The project, based in Nairobi, establishes a framework for the joint engineering, financing and operation of a facility designed to produce low-carbon fuel from local waste feedstocks.
The agreement was finalized in the presence of William Ruto, the president of the Kenya, and Emmanuel Macron, the president of France.
As the two heads of state observed the signing during the Africa Forward Summit, the event marked a shift in regional industrial cooperation.
For the first time, this summit was hosted in a non-Francophone nation, highlighting a shared intent between Kenya and France to accelerate investments in green energy and technology.
The refinery will utilize modular technology from Dragonfly to process primary feedstocks, including used cooking oils, waste animal fats and other vegetable oils.
By locating it near Jomo Kenyatta International Airport, production will be integrated with existing infrastructure.
The refinery is expected to have an annual production capacity of 32,000 metric tons, with a project investment estimated at between 60-million and 70-million euros (USD$70.4 million and USD$82.2 million).

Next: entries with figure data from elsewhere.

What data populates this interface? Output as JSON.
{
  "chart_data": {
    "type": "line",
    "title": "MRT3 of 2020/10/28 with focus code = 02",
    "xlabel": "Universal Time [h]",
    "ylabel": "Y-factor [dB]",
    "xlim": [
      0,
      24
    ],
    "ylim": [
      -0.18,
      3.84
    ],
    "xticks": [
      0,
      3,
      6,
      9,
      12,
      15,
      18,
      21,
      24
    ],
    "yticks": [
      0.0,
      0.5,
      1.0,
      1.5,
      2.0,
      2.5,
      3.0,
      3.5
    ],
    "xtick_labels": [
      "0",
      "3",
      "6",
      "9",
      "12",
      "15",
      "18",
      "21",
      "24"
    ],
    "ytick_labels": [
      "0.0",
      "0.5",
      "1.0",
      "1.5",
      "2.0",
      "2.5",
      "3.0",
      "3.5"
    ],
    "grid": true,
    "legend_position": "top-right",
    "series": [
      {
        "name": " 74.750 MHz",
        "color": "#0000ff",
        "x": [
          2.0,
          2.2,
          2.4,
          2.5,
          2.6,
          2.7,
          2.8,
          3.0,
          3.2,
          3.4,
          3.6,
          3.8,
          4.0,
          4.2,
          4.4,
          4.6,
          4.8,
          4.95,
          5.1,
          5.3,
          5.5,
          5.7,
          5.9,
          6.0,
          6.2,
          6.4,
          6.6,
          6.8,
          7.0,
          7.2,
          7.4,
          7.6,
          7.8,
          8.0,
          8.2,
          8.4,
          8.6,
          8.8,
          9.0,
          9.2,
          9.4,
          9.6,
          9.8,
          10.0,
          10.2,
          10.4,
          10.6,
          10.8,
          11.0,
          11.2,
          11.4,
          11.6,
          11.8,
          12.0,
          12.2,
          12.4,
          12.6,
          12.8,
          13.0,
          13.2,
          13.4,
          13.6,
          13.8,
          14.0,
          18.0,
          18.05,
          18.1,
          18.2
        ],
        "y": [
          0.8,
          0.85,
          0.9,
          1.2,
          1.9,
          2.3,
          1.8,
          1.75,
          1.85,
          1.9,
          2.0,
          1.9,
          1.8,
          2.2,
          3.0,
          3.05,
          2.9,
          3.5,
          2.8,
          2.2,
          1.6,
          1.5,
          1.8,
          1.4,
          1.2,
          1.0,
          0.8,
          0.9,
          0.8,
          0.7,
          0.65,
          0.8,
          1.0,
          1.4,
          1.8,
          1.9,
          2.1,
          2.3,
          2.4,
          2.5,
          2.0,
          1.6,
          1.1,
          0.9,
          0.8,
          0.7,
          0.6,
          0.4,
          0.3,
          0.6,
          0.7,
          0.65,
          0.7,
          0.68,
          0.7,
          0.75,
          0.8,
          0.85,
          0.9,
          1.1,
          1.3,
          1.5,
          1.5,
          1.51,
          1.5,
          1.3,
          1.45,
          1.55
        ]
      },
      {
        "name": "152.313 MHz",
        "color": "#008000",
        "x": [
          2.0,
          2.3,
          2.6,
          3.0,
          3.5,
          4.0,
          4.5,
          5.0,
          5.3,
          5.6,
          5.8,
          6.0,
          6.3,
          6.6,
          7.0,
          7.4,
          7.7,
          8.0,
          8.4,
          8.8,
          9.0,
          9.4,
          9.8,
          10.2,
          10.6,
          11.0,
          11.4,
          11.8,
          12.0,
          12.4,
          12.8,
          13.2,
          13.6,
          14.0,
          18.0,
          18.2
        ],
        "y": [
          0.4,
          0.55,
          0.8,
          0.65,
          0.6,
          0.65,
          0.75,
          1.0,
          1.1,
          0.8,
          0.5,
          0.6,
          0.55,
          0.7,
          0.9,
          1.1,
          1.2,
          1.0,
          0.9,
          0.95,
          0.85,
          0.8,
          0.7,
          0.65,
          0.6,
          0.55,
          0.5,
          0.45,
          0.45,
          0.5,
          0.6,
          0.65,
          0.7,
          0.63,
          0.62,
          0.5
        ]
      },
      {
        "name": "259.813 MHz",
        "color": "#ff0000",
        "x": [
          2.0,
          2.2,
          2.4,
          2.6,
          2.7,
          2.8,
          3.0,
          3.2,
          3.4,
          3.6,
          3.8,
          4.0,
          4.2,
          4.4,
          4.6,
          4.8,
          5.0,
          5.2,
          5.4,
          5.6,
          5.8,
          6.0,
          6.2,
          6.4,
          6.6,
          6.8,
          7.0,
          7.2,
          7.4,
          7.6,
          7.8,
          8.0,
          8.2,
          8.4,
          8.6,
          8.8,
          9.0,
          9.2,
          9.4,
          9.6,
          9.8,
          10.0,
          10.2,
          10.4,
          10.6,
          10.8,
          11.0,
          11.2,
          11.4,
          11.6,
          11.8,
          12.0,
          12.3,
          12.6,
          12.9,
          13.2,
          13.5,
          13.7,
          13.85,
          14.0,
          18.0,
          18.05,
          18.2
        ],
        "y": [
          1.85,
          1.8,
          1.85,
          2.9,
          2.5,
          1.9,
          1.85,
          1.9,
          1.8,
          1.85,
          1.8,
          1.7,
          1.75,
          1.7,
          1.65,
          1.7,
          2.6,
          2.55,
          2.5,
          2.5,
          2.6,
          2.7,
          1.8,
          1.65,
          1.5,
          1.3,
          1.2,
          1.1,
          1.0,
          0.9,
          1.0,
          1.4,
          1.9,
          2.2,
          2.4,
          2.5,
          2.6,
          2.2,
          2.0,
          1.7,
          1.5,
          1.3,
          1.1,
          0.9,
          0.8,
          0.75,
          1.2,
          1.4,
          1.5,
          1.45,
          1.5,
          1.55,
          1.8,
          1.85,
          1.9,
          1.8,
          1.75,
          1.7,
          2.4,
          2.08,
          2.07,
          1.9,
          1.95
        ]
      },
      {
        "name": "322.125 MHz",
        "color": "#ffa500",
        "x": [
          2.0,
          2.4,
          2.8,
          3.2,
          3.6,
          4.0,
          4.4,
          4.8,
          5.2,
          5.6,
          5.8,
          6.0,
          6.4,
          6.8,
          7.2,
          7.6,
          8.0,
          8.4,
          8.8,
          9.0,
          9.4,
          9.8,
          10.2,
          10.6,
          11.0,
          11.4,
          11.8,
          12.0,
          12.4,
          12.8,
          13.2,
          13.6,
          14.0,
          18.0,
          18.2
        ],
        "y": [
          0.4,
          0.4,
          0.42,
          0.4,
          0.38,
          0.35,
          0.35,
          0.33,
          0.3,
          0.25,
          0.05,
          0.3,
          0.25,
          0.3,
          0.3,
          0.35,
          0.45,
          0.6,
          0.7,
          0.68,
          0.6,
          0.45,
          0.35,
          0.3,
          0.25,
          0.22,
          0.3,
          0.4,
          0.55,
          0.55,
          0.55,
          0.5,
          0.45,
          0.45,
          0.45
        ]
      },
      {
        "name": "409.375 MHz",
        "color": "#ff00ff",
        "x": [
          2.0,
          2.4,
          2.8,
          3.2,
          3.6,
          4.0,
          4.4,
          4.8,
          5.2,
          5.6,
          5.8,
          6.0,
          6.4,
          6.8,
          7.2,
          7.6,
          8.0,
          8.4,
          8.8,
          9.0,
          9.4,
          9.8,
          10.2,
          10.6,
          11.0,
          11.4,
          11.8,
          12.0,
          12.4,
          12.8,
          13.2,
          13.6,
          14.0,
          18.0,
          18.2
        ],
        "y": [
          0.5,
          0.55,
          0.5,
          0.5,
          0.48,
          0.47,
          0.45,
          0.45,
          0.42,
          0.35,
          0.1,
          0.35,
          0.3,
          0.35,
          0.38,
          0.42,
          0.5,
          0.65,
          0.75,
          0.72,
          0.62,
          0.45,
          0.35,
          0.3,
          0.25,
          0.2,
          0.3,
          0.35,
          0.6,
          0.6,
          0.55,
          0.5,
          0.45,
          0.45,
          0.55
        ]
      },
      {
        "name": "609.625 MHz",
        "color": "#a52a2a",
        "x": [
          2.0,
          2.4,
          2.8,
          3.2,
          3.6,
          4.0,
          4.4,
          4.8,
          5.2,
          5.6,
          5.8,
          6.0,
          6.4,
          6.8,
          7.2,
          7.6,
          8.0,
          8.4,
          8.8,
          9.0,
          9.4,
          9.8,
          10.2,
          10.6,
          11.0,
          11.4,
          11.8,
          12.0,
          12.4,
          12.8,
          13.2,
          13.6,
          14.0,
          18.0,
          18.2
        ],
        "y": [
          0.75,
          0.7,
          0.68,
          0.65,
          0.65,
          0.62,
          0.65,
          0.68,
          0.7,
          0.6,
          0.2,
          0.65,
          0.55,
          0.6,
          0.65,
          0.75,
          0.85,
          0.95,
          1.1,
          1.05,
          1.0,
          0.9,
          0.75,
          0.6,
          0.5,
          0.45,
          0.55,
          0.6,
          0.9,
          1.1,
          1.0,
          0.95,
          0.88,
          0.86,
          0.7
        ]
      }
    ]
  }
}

George Kamal, the acting group managing director and CEO of Kenya Airways, stated that the project addresses the urgent need to decarbonize the aviation sector.
“The expansion of air transport is linked to a growing share of global greenhouse-gas emissions,” he said. “Currently, Jomo Kenyatta International Airport consumes 2.9 million liters of jet fuel every day, an amount equal to filling the tanks of 52,727 family cars.”

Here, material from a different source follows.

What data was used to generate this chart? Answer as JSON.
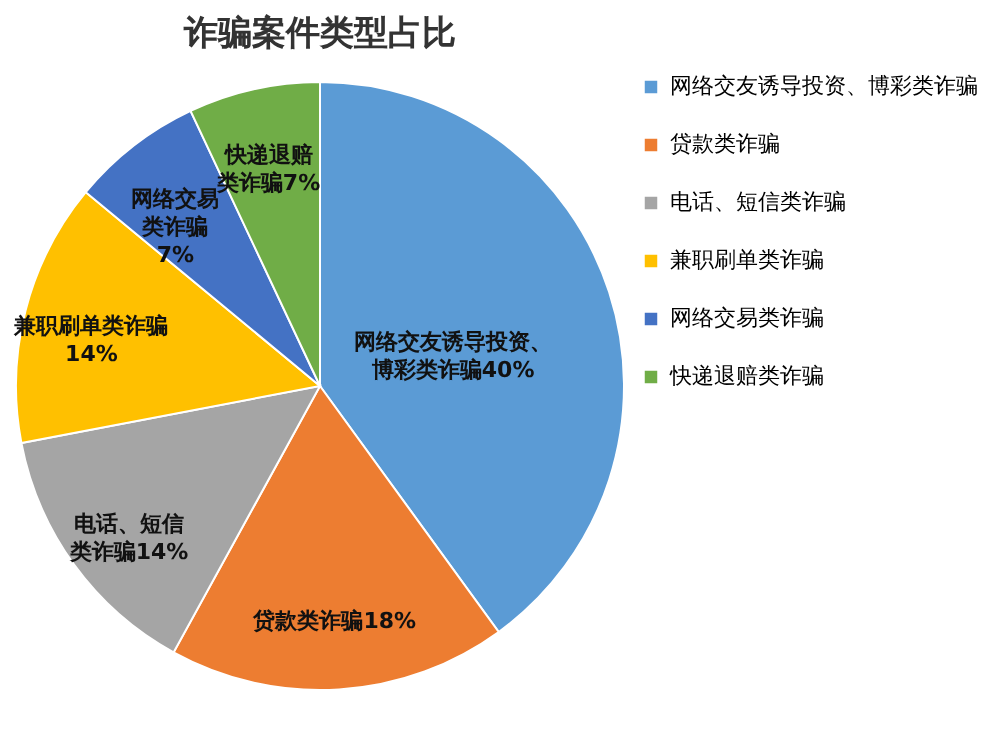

He said switching to SAF was the most commercially viable, technologically mature and lowest-risk solution to significantly decarbonize aviation in the world today.
“While we currently depend entirely on imports, this refinery allows us to produce our own sustainable fuel,” Kamal said. “Renewable biogenic fuel is the optimal route for airlines to reach the goal of the International Civil Aviation Organization to achieve net-zero CO2e emissions by 2050.”

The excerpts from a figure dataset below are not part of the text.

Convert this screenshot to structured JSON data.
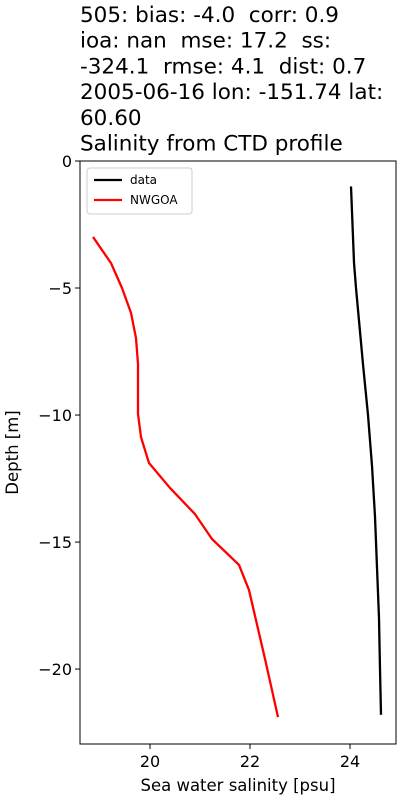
{
  "chart_data": {
    "type": "line",
    "title": [
      "505: bias: -4.0  corr: 0.9",
      "ioa: nan  mse: 17.2  ss:",
      "-324.1  rmse: 4.1  dist: 0.7",
      "2005-06-16 lon: -151.74 lat:",
      "60.60",
      "Salinity from CTD profile"
    ],
    "x_label": "Sea water salinity [psu]",
    "y_label": "Depth [m]",
    "xlim": [
      18.6,
      24.92
    ],
    "ylim": [
      -22.95,
      0
    ],
    "xticks": [
      20,
      22,
      24
    ],
    "yticks": [
      0,
      {
        "value": -5,
        "label": "−5"
      },
      {
        "value": -10,
        "label": "−10"
      },
      {
        "value": -15,
        "label": "−15"
      },
      {
        "value": -20,
        "label": "−20"
      }
    ],
    "legend": "upper left",
    "series": [
      {
        "name": "data",
        "color": "#000000",
        "x": [
          24.02,
          24.06,
          24.08,
          24.12,
          24.26,
          24.36,
          24.4,
          24.44,
          24.5,
          24.54,
          24.58,
          24.6,
          24.62
        ],
        "values": [
          -1,
          -3,
          -4,
          -5,
          -8,
          -10,
          -11,
          -12,
          -14,
          -16,
          -18,
          -20,
          -21.8
        ]
      },
      {
        "name": "NWGOA",
        "color": "#ff0000",
        "x": [
          18.86,
          19.22,
          19.44,
          19.62,
          19.72,
          19.76,
          19.76,
          19.76,
          19.82,
          19.98,
          20.4,
          20.9,
          21.24,
          21.78,
          21.98,
          22.3,
          22.56
        ],
        "values": [
          -2.99,
          -4.02,
          -5,
          -5.98,
          -6.97,
          -7.99,
          -8.98,
          -9.96,
          -10.87,
          -11.89,
          -12.87,
          -13.9,
          -14.88,
          -15.9,
          -16.89,
          -19.6,
          -21.89
        ]
      }
    ]
  }
}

Jean-Christian Bergeron, the co-managing partner of Rubis and CEO of Rubis Énergie, said the company’s involvement was consistent with its roadmap to deliver low-carbon energy solutions around the world, with a special focus on bringing meaningful opportunities to Africa.
“Our priority will be technology transfer and ensuring that training is provided for local skills development so that the facility, and associated supply chains, will be operated and managed by Kenyans,” he said. “This focus on local skills aligns with the broader objectives of the Africa Forward Summit to create meaningful economic opportunities through international partnerships.”
Dragonfly, the company Rubis has partnered with to provide modular SAF refineries, is founded on bringing existing technologies to market quicker than any other SAF refinery in the world, with a lower financial and carbon footprint.
Dragonfly intends to bring the facility online within 24 months of receiving all the required local planning approvals.
“The critical advantage of this project is that a Dragonfly refinery can be sited close to both the feedstock and the consumers of the fuel, and utilize the existing Rubis infrastructure to provide a long-term daily supply of SAF to Kenya Airways at Jomo Kenyatta International Airport,” said Dragonfly CEO Karl W. Feilder.